(1) Why is dns server set at 192.168.0.2 for dhcp settings ??? ( vice the standard 192.168.0.1 ) ?
(2) The input chain rules can be modified but are not your problem recommend…
_/ip firewall filter
add action=accept chain=input comment=
“defconf: accept established,related,untracked” connection-state=
established,related,untracked
add action=drop chain=input comment=“defconf: drop invalid” connection-state=
invalid
add action=accept chain=input comment=“defconf: accept ICMP” protocol=icmp
add action=accept chain=input comment=
“defconf: accept to local loopback (for CAPsMAN)” dst-address=127._0.0.1
add action=accept chain=input dst-port=13231 protocol=udp
add action=accept chain=input in-interface=wireguard1 src-address=192.168.100.0/24
add action=drop chain=input comment=“defconf: drop all not coming from LAN”
in-interface-list=!LAN
(3) Your hairpin nat rule is non-standard it should be… ( https://forum.mikrotik.com/viewtopic.php?t=179343 )
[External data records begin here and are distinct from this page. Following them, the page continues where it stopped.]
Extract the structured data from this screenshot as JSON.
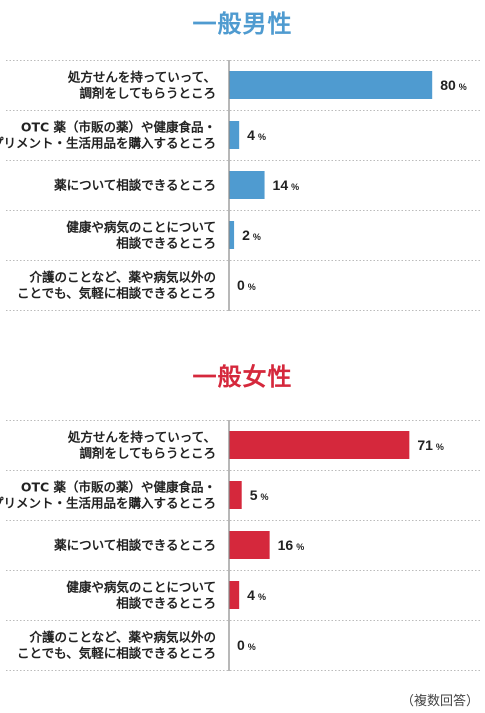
{
  "chart_data": [
    {
      "type": "bar",
      "orientation": "horizontal",
      "title": "一般男性",
      "color": "#4f9bd0",
      "unit": "%",
      "xlim": [
        0,
        100
      ],
      "categories": [
        [
          "処方せんを持っていって、",
          "調剤をしてもらうところ"
        ],
        [
          "OTC 薬（市販の薬）や健康食品・",
          "サプリメント・生活用品を購入するところ"
        ],
        [
          "薬について相談できるところ"
        ],
        [
          "健康や病気のことについて",
          "相談できるところ"
        ],
        [
          "介護のことなど、薬や病気以外の",
          "ことでも、気軽に相談できるところ"
        ]
      ],
      "values": [
        80,
        4,
        14,
        2,
        0
      ]
    },
    {
      "type": "bar",
      "orientation": "horizontal",
      "title": "一般女性",
      "color": "#d5283c",
      "unit": "%",
      "xlim": [
        0,
        100
      ],
      "categories": [
        [
          "処方せんを持っていって、",
          "調剤をしてもらうところ"
        ],
        [
          "OTC 薬（市販の薬）や健康食品・",
          "サプリメント・生活用品を購入するところ"
        ],
        [
          "薬について相談できるところ"
        ],
        [
          "健康や病気のことについて",
          "相談できるところ"
        ],
        [
          "介護のことなど、薬や病気以外の",
          "ことでも、気軽に相談できるところ"
        ]
      ],
      "values": [
        71,
        5,
        16,
        4,
        0
      ]
    }
  ],
  "footnote": "（複数回答）"
}
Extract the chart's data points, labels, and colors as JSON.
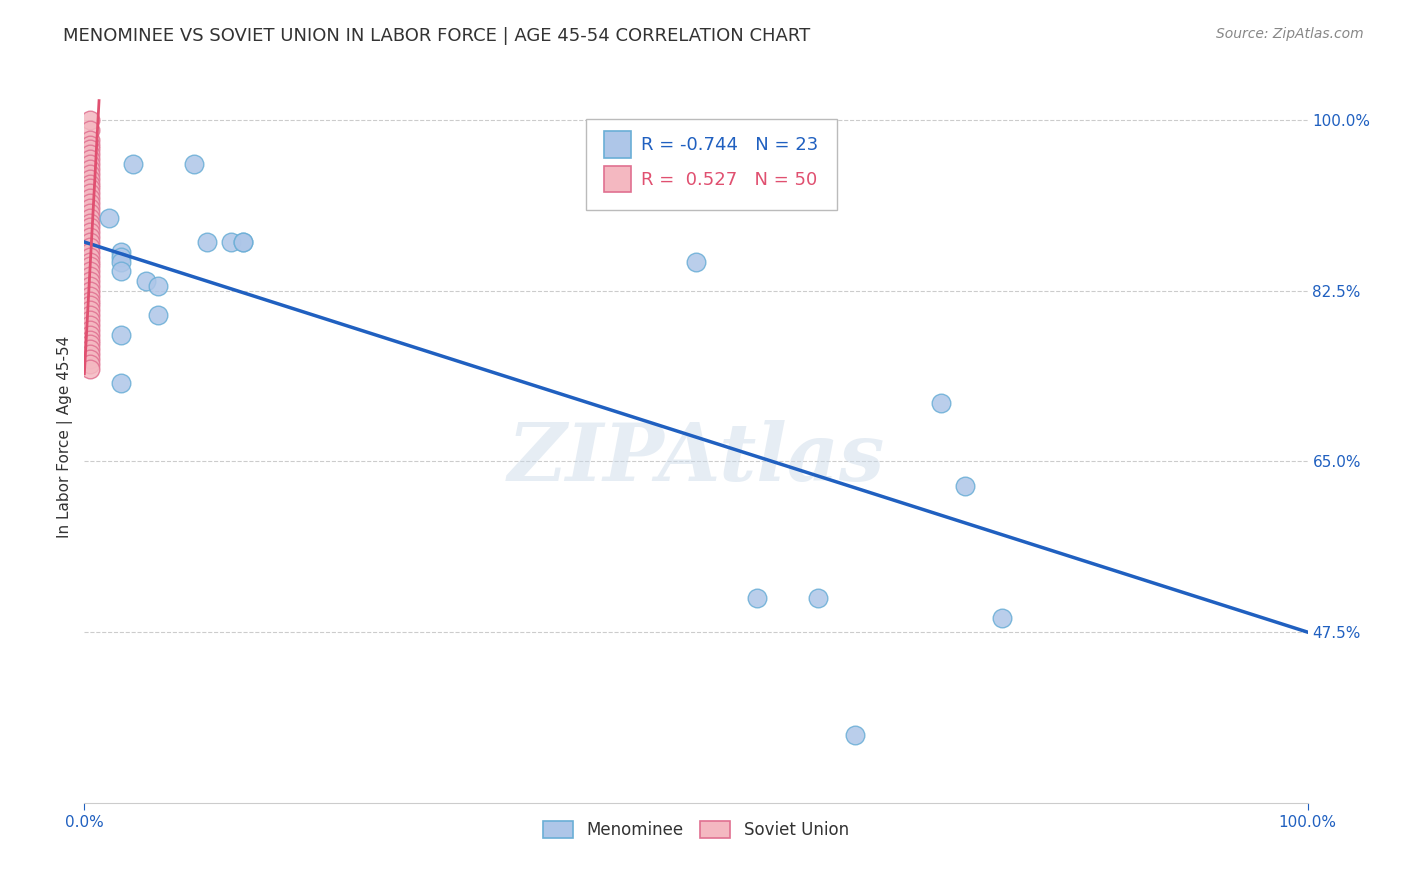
{
  "title": "MENOMINEE VS SOVIET UNION IN LABOR FORCE | AGE 45-54 CORRELATION CHART",
  "source_text": "Source: ZipAtlas.com",
  "ylabel": "In Labor Force | Age 45-54",
  "xlim": [
    0.0,
    1.0
  ],
  "ylim": [
    0.3,
    1.05
  ],
  "ytick_labels_right": [
    "100.0%",
    "82.5%",
    "65.0%",
    "47.5%"
  ],
  "ytick_positions_right": [
    1.0,
    0.825,
    0.65,
    0.475
  ],
  "menominee_x": [
    0.04,
    0.09,
    0.02,
    0.1,
    0.12,
    0.13,
    0.13,
    0.03,
    0.03,
    0.03,
    0.03,
    0.05,
    0.06,
    0.06,
    0.03,
    0.03,
    0.5,
    0.7,
    0.72,
    0.55,
    0.75,
    0.6,
    0.63
  ],
  "menominee_y": [
    0.955,
    0.955,
    0.9,
    0.875,
    0.875,
    0.875,
    0.875,
    0.865,
    0.86,
    0.855,
    0.845,
    0.835,
    0.83,
    0.8,
    0.78,
    0.73,
    0.855,
    0.71,
    0.625,
    0.51,
    0.49,
    0.51,
    0.37
  ],
  "soviet_x": [
    0.005,
    0.005,
    0.005,
    0.005,
    0.005,
    0.005,
    0.005,
    0.005,
    0.005,
    0.005,
    0.005,
    0.005,
    0.005,
    0.005,
    0.005,
    0.005,
    0.005,
    0.005,
    0.005,
    0.005,
    0.005,
    0.005,
    0.005,
    0.005,
    0.005,
    0.005,
    0.005,
    0.005,
    0.005,
    0.005,
    0.005,
    0.005,
    0.005,
    0.005,
    0.005,
    0.005,
    0.005,
    0.005,
    0.005,
    0.005,
    0.005,
    0.005,
    0.005,
    0.005,
    0.005,
    0.005,
    0.005,
    0.005,
    0.005,
    0.005
  ],
  "soviet_y": [
    1.0,
    0.99,
    0.98,
    0.975,
    0.97,
    0.965,
    0.96,
    0.955,
    0.95,
    0.945,
    0.94,
    0.935,
    0.93,
    0.925,
    0.92,
    0.915,
    0.91,
    0.905,
    0.9,
    0.895,
    0.89,
    0.885,
    0.88,
    0.875,
    0.87,
    0.865,
    0.86,
    0.855,
    0.85,
    0.845,
    0.84,
    0.835,
    0.83,
    0.825,
    0.82,
    0.815,
    0.81,
    0.805,
    0.8,
    0.795,
    0.79,
    0.785,
    0.78,
    0.775,
    0.77,
    0.765,
    0.76,
    0.755,
    0.75,
    0.745
  ],
  "menominee_color": "#aec6e8",
  "soviet_color": "#f4b8c1",
  "menominee_edge": "#6aaed6",
  "soviet_edge": "#e07090",
  "trend_blue_color": "#2060c0",
  "trend_pink_color": "#e05070",
  "R_menominee": "-0.744",
  "N_menominee": "23",
  "R_soviet": "0.527",
  "N_soviet": "50",
  "watermark_text": "ZIPAtlas",
  "watermark_color": "#c8d8e8",
  "watermark_alpha": 0.45,
  "grid_color": "#cccccc",
  "grid_linestyle": "--",
  "background_color": "#ffffff",
  "title_fontsize": 13,
  "axis_label_fontsize": 11,
  "trend_line_start_x": 0.0,
  "trend_line_start_y": 0.875,
  "trend_line_end_x": 1.0,
  "trend_line_end_y": 0.475
}
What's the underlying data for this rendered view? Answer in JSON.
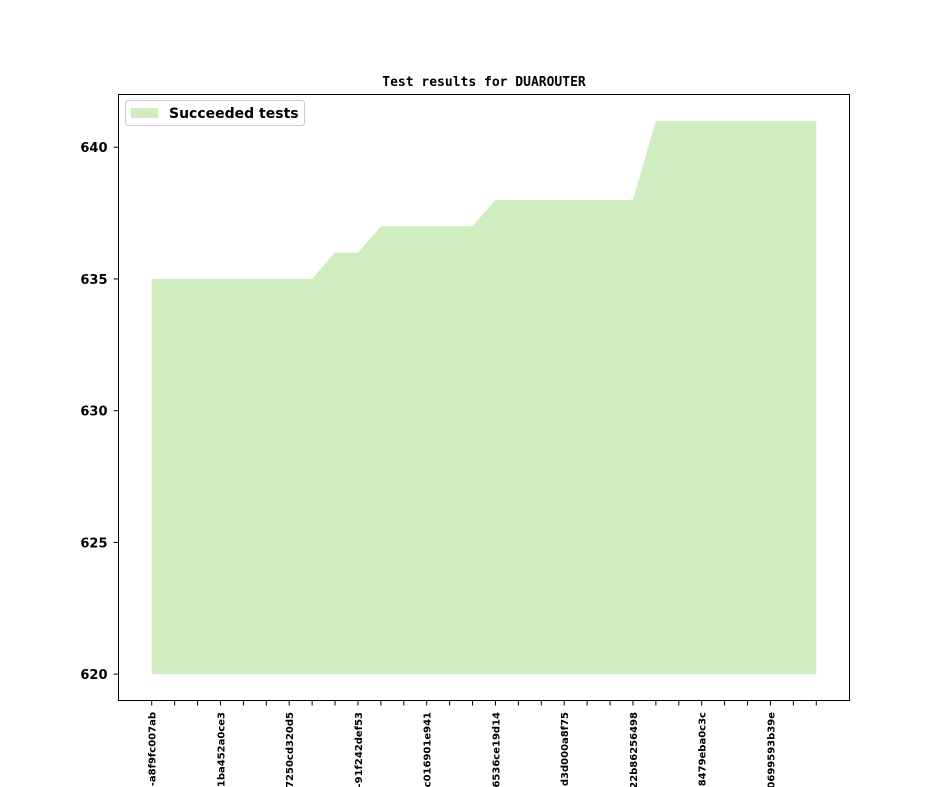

add action=masquerade chain=srcnat comment=“Hairpin NAT” dst-address=192.168.0.0/24 src-address=192.168.0.0/24
(4) You could also consider adding the wireguard interface to the LAN interface list as a member and in that regard you can remove the input chain firewall rule as it would be considered part of the LAN access provided by the last rule in the input chain.